Windows – Computer won’t recognize new hard drive

external hard drivehard drivewindowswindows 7windows 8

I have a 1TB external drive. It is actually an internal laptop drive I got out of my old HP Pavillion DV7 which I broke. I liked that computer so much I found the exact same model on eBay and bought it again. (By the way, the eBay laptop came with a 1TB Seagate drive, but the original one had a 1TB Toshiba drive) I have a copy of windows 8 I got for free as a student. I have Windows 7. I want to upgrade to Windows 8, but I want to be able to go back to Windows 7 at any time.

This was my evil plan:

  1. Create system image of Windows 7 on yet another 2TB external drive I have.
  2. Replace internal dv7 laptop drive with almost identical 1TB drive from old dv7 laptop (so pull it back out of the USB enclosure and stick it in my computer).
  3. use the Windows 7 restore CD to put the contents of my computer on the new drive just like they were on the old drive.
  4. do an in-place install of Windows 8.

That way I would have one hard drive with Windows 8 and one with Windows 7, and I could go back to 7 if I ever wanted.

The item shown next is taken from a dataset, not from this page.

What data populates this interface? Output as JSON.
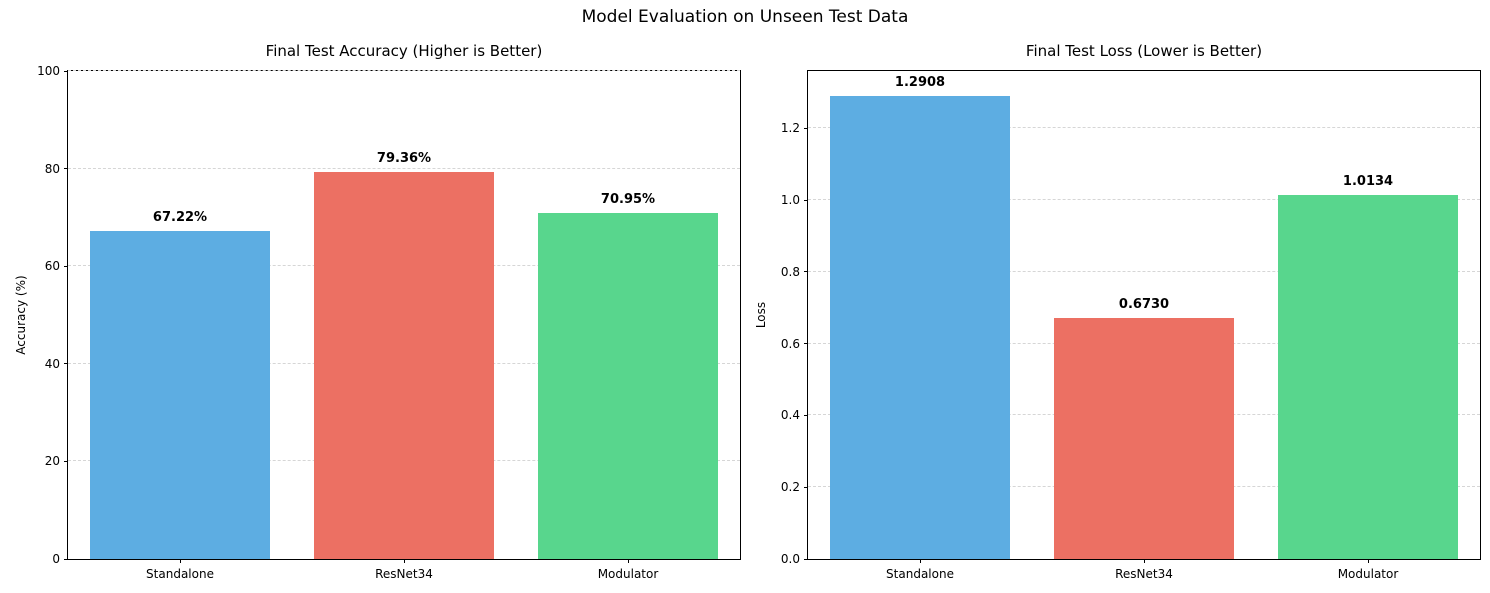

Problem is, the laptop won't recognize the new hard drive. Both the Ubuntu live CD and the Windows restore CD don't see a hard drive. When I attempt to boot from the hard drive the computer says "Please install an operating system on your hard drive" leading me to believe the BIOS sees a hard drive, but I'm not sure.

I put the drives back how they were before and Windows 7 booted just fine and my data was still on the external-usb-enclosured drive, so the drives are still working.

Sorry if this has been asked before, I did a lot of honest Googling before I asked this. I don't usually post on sites like this.

Best Answer

Based off of your questions, I'm not sure if this answer can comprehensively resolve your situation:

I would suggest externally connecting the drive so that you can check to see if it is formatted. If the drive is not formatted with a file system Windows recognizes, Windows will prompt you upon connection to format said drive.

I think your evil plan is good, but I have a suggestion that may be more effective for your situation:

Clean Install Windows 8 to Dual-Boot Another Operating System

You can initiate a custom install without overwriting your existing Operating System simply by installing the new Operating System on a separate partition. For instructions on how to multiboot click here. If you plan to do this you'll also need to read up on how to Create and format a hard drive partition. Since you want to keep your Windows 7 installation intact, make sure to click and follow the instructions here to perform a clean install on the partition you wish to install Windows 8 on.

My final suggestion would be to use your external drive as a backup.